Given the annoyance towards Flash that had lasted for years, how likely was it ever for another plugin, especially by Microsoft, to replace it?

It is extremely important that Redmondians embrace the HTML5 world. It keeps Microsoft-driven web development relevant – because no, Microsoft won’t control the next generation of device platforms, and yes, we as Microsoft technology developers need to be able to address the wider audience. There’s no way Microsoft would get Silverlight onto all those devices!

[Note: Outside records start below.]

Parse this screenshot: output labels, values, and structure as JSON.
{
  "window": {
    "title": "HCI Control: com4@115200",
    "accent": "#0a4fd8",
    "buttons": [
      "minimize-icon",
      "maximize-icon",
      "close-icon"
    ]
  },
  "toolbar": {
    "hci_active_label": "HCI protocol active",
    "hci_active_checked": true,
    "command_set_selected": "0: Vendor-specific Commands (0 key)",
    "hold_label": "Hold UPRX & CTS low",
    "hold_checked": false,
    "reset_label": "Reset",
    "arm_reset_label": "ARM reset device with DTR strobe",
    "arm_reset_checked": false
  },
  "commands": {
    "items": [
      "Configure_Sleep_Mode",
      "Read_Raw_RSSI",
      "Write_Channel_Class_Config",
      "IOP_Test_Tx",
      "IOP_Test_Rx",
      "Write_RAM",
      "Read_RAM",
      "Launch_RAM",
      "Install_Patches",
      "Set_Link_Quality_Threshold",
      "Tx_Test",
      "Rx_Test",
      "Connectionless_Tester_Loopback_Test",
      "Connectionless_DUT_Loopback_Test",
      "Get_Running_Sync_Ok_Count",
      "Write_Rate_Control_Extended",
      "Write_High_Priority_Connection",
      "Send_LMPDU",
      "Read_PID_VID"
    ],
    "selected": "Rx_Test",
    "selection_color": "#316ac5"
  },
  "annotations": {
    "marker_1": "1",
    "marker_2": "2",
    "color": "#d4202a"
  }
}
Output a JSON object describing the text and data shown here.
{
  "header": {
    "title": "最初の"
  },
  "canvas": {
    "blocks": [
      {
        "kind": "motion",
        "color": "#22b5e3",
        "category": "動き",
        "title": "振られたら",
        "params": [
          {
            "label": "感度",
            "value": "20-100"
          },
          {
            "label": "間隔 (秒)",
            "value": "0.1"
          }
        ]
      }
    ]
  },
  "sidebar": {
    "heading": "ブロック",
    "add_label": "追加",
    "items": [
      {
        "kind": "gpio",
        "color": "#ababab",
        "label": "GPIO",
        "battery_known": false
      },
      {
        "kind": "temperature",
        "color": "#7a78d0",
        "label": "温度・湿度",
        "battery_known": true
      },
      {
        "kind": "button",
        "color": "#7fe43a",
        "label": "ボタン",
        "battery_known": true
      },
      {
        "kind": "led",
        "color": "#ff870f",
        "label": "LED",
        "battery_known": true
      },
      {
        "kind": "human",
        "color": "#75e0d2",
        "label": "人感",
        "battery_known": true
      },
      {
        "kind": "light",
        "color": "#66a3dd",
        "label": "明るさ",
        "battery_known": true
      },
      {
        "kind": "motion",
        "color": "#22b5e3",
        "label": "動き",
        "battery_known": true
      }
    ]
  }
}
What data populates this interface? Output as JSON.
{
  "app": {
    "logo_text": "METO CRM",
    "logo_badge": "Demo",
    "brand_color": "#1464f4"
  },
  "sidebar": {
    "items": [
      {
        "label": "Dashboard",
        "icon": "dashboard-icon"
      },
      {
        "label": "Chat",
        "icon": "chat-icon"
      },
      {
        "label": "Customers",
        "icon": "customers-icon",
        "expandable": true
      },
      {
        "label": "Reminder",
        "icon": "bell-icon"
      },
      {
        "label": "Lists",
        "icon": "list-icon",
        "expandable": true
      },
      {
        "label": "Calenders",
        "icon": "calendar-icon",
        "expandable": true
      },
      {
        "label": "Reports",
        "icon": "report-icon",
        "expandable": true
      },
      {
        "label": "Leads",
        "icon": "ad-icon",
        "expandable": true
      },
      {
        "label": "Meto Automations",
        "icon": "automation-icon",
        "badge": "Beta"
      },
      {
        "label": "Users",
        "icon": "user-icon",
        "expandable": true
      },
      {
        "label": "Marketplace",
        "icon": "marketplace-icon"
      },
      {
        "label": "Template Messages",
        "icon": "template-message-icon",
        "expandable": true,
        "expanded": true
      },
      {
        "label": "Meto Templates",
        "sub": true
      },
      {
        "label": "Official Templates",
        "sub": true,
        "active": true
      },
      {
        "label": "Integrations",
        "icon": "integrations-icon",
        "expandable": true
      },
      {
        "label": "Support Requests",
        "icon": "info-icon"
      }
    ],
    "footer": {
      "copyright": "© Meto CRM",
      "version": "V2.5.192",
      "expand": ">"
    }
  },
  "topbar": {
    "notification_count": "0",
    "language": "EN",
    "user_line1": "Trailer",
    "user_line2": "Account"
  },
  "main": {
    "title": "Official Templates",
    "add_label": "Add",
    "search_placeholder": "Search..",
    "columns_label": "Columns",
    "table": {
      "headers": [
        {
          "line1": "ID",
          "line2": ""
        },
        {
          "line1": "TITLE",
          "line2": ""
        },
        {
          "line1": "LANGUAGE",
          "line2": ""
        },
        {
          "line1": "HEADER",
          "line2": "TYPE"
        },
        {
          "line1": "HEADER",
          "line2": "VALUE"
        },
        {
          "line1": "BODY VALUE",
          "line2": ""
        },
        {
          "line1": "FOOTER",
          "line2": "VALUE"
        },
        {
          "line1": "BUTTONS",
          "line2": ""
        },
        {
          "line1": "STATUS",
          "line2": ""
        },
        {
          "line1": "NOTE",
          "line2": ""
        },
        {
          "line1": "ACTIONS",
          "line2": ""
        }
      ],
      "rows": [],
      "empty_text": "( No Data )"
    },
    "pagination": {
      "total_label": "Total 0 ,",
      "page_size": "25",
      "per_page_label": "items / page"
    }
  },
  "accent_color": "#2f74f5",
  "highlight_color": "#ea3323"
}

The XAML stack still has a role

But even with all the drive HTML 5 has, it doesn’t render everything else obsolete. In fact, the XAML stack has certain great advantages on its side:

  • The developer toolset for WPF/Silverlight is far more mature than for HTML5. Although HTML5 tooling is advancing in leaps, it still consists more of separate libraries compared to the relatively unified developer experience Microsoft provides.
  • The data connectivity between Silverlight and the server is far stronger than it is between HTML5 and a server. Although protocols like OData are becoming more common and JSON serialization is now a part of every respectable programming Framework, a data framework of RIA Services’ caliber and LINQ’s syntax is a luxury HTML5 developers don’t have.
  • Silverlight still has features that beat the HTML5 equivalents. In particular, support for touch, offline mode and various media replay features far exceed what HTML5 has to offer at this time.

When to pick which?

My recommendations:

  • For business apps with need for added richness and web deployment, use Silverlight.
  • For rich “desktop” apps designed for maximum experience on a certain device, of course including Windows Phone 7, use Silverlight.
  • For broad reach consumer apps, default to HTML5.
    • If very high-fidelity media replay or similar features are required, sprinkle islands of Flash or Silverlight into the mix.
    • If your app needs maximum accessibility and search engine visibility, play safe with HTML5.
    • If your app would benefit more from the strong points of the XAML stack as listed above, consider using Silverlight.
  • Gauge the competence of your existing developers. While a Windows Forms business app developer is not ready to just jump into a Silverlight project, the knowledge gap for jumping into an HTML5 endeavor is even wider.
  • With HTML5, developer productivity increases considerably during the next few years. With Silverlight, developer experience is already considerably more mature.

Remember: Although HTML5 is likely to outlive Silverlight, it doesn’t mean Silverlight will die before your application is naturally obsolete. Do balance the short- and long-term benefits for your specific scenario.